The Golden Road Remains Constant

• https://www.zerohedge.com, by Roy Sebag

One must always be careful to distinguish between a truism, a claim or narrative which is so deeply embedded into the fabric of cultural understanding that it is taken to be an indisputable historical fact, and truth, a continuing, self-evident feature of reality which is available to be observed, reasoned about, and tested in the present. Truisms are the handmaidens of convention which, for economic participants, eventually come to replace objective observations. The result is that the 'science' of economics is transformed into a battleground for subjective beliefs, where the soldiers are not self-evident observations or testable predictions, but, rather, fashionable claims and politically-correct statements. In recent times, we have seen this to be the case for the Philips Curve, the theory of aggregate demand, and Keynes inversion of Say's Law. These, among many similar economic ideas, are modern truisms which, though falsified by present-day economic observation, persist as structures of belief which are dearly held by the economists and politicians who shape our collective future.

In this essay, I will draw the reader's attention to a truism which endures as conventional wisdom today, even though it can be easily falsified by plain experience and objective examination. I speak of a belief which colours the whole of recent economic history: the judgment that the natural element Gold (Au) is now relegated to its present status as a store of value because payment technology has evolved beyond physical media.

The whiggish story goes something like this: just as we humans evolve, so, too, does our civilization progress along the rising road of history; therefore, just as our maturing societies exhibit increased technical capabilities, so do our monetary instruments undoubtedly improve with the march of time. Consequently, the transition from carrying around weighty physical coins made from precious metals to making instantly-settled electronic payments is seen as evidence enough that, in our time, gold no longer has a role to play as a monetary instrument.

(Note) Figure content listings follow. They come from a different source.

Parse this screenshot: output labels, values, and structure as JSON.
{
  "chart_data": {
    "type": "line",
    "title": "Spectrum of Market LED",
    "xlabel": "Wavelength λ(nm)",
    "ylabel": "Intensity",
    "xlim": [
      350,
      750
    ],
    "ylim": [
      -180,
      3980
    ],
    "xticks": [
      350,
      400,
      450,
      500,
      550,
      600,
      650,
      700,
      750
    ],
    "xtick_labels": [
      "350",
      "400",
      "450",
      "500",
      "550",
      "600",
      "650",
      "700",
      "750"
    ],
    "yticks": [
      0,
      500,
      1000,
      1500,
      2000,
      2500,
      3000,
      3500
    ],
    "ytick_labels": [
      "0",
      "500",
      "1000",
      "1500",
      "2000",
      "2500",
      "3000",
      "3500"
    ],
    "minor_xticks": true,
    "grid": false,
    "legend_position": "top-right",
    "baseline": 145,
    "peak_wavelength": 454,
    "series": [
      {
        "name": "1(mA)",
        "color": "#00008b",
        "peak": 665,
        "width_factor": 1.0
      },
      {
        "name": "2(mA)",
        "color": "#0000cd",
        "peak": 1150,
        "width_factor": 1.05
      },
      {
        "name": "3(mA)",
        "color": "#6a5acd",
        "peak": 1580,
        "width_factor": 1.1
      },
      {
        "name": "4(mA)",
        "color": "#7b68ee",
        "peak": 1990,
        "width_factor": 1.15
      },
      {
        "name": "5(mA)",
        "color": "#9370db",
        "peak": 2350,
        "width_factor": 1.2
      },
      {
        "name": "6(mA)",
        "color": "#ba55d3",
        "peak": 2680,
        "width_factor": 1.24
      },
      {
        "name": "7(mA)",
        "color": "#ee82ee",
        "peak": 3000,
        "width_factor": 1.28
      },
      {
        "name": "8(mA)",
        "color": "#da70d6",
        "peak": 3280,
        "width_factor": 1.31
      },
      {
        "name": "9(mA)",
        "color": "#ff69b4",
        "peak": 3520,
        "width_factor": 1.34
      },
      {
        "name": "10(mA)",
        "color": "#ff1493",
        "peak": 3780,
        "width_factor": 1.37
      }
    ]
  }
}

This specific belief is unique insofar as opposite factions within the battleground of subjective economics all hold it to be true: while the disparate schools of sound money advocates, mainstream academics, and cryptocurrency evangelists share very little in common, they all seem to agree that physical gold, as a monetary instrument, has been superseded by human innovation and technology. To each of these independent groups, what the car is to the horse and carriage is what modern digital payments are to antiquated gold coins and balance scales.